Cesk Slov Oftalmol. 2024;80(2):86-92. doi: 10.31348/2024/9.
To clarify the possibilities and role of posterior segment imaging in patients with neurofibromatosis type I (NF1), and to show the prevalence of this disease in the pediatric population in Slovakia.
Until recently, ophthalmologic consultations in patients with NF1 were limited mainly to the observation of Lisch nodules of the iris and the presence of optic nerve glioma. However, advances in imaging capabilities have made it possible to investigate and describe new f indings concerning the ocular manifestations of this disease. Between October 2020 and November 2021, we examined the anterior and posterior segment of 76 eyes (38 children – 12 boys and 26 girls) with genetically confirmed NF1 gene mutation at our clinic. The age of the patients ranged from 4 to 18 years. The anterior segment was checked for the presence of Lisch nodules biomicroscopically with a slit lamp. On the posterior segment, the presence of choroidal nodules was checked by various imaging methods – fundus camera, infrared confocal selective laser ophthalmoscopy, MultiColor imaging, OCT, and OCT angiography. All the patients had magnetic resonance imaging performed in order to detect potential optic nerve gliomas for the purpose of diagnosis. We observed the correlation between the patients’ age, presence of Lisch nodules and the presence of choroidal nodules. Eight patients also had other manifestations of the disease – optic nerve gliomas or microvascular changes (so-called “corkscrew” vessels).

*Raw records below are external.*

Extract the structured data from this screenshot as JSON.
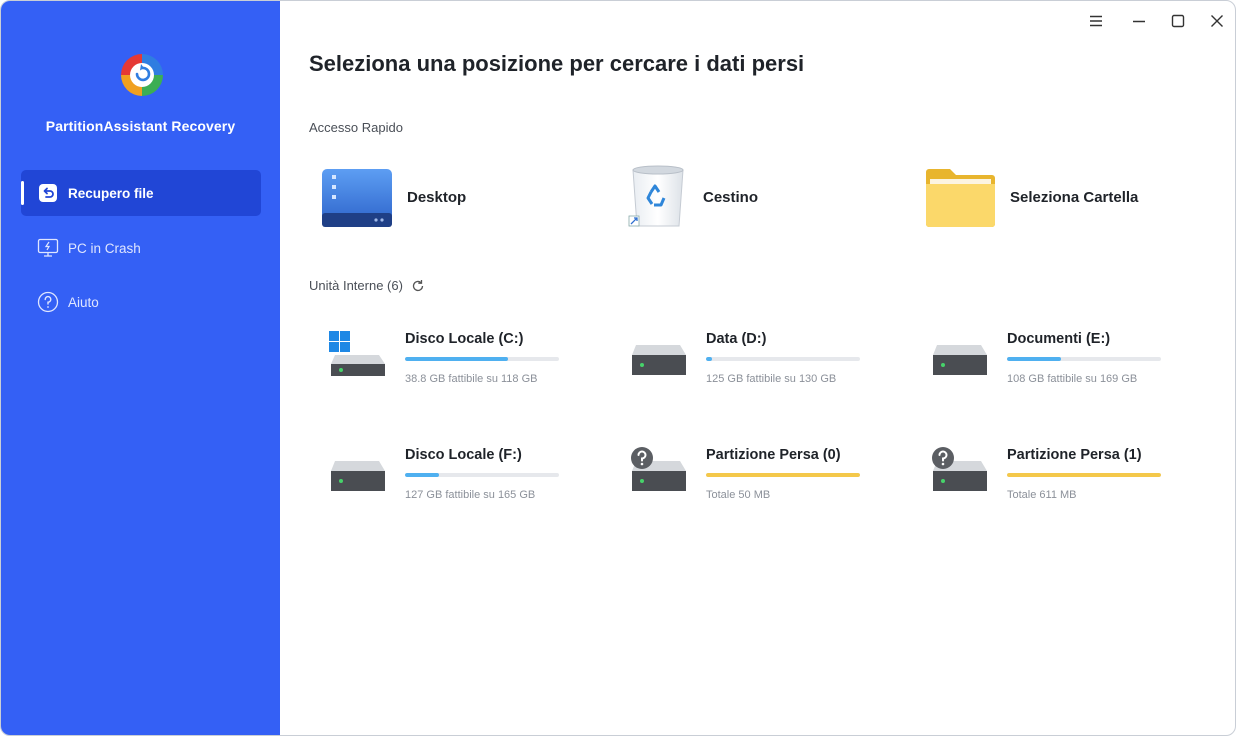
{
  "app": {
    "name": "PartitionAssistant Recovery"
  },
  "sidebar": {
    "items": [
      {
        "label": "Recupero file",
        "icon": "file-recovery-icon",
        "active": true
      },
      {
        "label": "PC in Crash",
        "icon": "monitor-icon",
        "active": false
      },
      {
        "label": "Aiuto",
        "icon": "help-icon",
        "active": false
      }
    ]
  },
  "main": {
    "title": "Seleziona una posizione per cercare i dati persi",
    "quick_access": {
      "label": "Accesso Rapido",
      "items": [
        {
          "label": "Desktop",
          "icon": "desktop-icon"
        },
        {
          "label": "Cestino",
          "icon": "recycle-bin-icon"
        },
        {
          "label": "Seleziona Cartella",
          "icon": "folder-icon"
        }
      ]
    },
    "internal_drives": {
      "label": "Unità Interne (6)",
      "drives": [
        {
          "name": "Disco Locale (C:)",
          "caption": "38.8 GB fattibile su 118 GB",
          "used_fraction": 0.67,
          "type": "system"
        },
        {
          "name": "Data (D:)",
          "caption": "125 GB fattibile su 130 GB",
          "used_fraction": 0.04,
          "type": "disk"
        },
        {
          "name": "Documenti (E:)",
          "caption": "108 GB fattibile su 169 GB",
          "used_fraction": 0.35,
          "type": "disk"
        },
        {
          "name": "Disco Locale (F:)",
          "caption": "127 GB fattibile su 165 GB",
          "used_fraction": 0.22,
          "type": "disk"
        },
        {
          "name": "Partizione Persa (0)",
          "caption": "Totale 50 MB",
          "used_fraction": 1.0,
          "type": "lost"
        },
        {
          "name": "Partizione Persa (1)",
          "caption": "Totale 611 MB",
          "used_fraction": 1.0,
          "type": "lost"
        }
      ]
    }
  },
  "colors": {
    "sidebar": "#3460f5",
    "active_nav": "#2146d6",
    "usage_bar": "#4fb0f0",
    "lost_bar": "#f4c84a"
  }
}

Out of 38 patients, Lisch iris nodules were present in 20 patients (53%) and choroidal nodules in 24 patients (63%). There was no positive correlation between the presence of these two manifestations within the same patient or eye, but there is a clear correlation between the presence of choroidal nodules and patient age.
The results suggest that a previously unknown ocular manifestation of neurofibromatosis type I, namely choroidal nodules, has a higher prevalence than Lisch nodules also in the pediatric population and can be easily visualized using various imaging modalities. It will be important to include follow-up observation of this finding among the standard controls for ocular findings in NF1, and it will be very interesting to correlate this f inding with the exact NF1 mutation
阐明Ⅰ型神经纤维瘤病(NF1)患者的后节成像的可能性和作用,并展示这种疾病在斯洛伐克儿科人群中的流行情况。
直到最近,NF1 患者的眼科检查主要限于观察虹膜的 Lisch 结节和视神经胶质瘤的存在。然而,成像能力的进步使得研究和描述这种疾病的眼部表现的新发现成为可能。在我们的诊所,我们在 2020 年 10 月至 2021 年 11 月期间检查了 76 只眼睛(38 例患儿-12 名男孩和 26 名女孩)的前节和后节,这些患儿的基因均证实存在 NF1 基因突变。患者年龄从 4 岁到 18 岁不等。通过裂隙灯生物显微镜检查前节是否存在 Lisch 结节。在后节,通过各种成像方法(眼底相机、红外共聚焦选择性激光检眼镜、多光谱成像、OCT 和 OCT 血管造影)检查脉络膜结节的存在。所有患者均进行了磁共振成像以检测潜在的视神经胶质瘤,以便诊断。我们观察了患者年龄、Lisch 结节的存在与脉络膜结节的存在之间的相关性。有 8 例患者还存在其他疾病表现-视神经胶质瘤或微血管变化(所谓的“螺旋”血管)。
在 38 例患者中,20 例(53%)存在虹膜 Lisch 结节,24 例(63%)存在脉络膜结节。在同一患者或同一眼睛中,这两种表现之间没有阳性相关性,但脉络膜结节的存在与患者年龄之间存在明显相关性。
结果表明,神经纤维瘤病Ⅰ型的一种以前未知的眼部表现,即脉络膜结节,在儿科人群中的患病率高于 Lisch 结节,并且可以使用各种成像方式轻松观察到。在 NF1 的眼部标准检查中纳入对这种发现的随访观察将非常重要,并且将这种发现与确切的 NF1 突变相关联将非常有趣。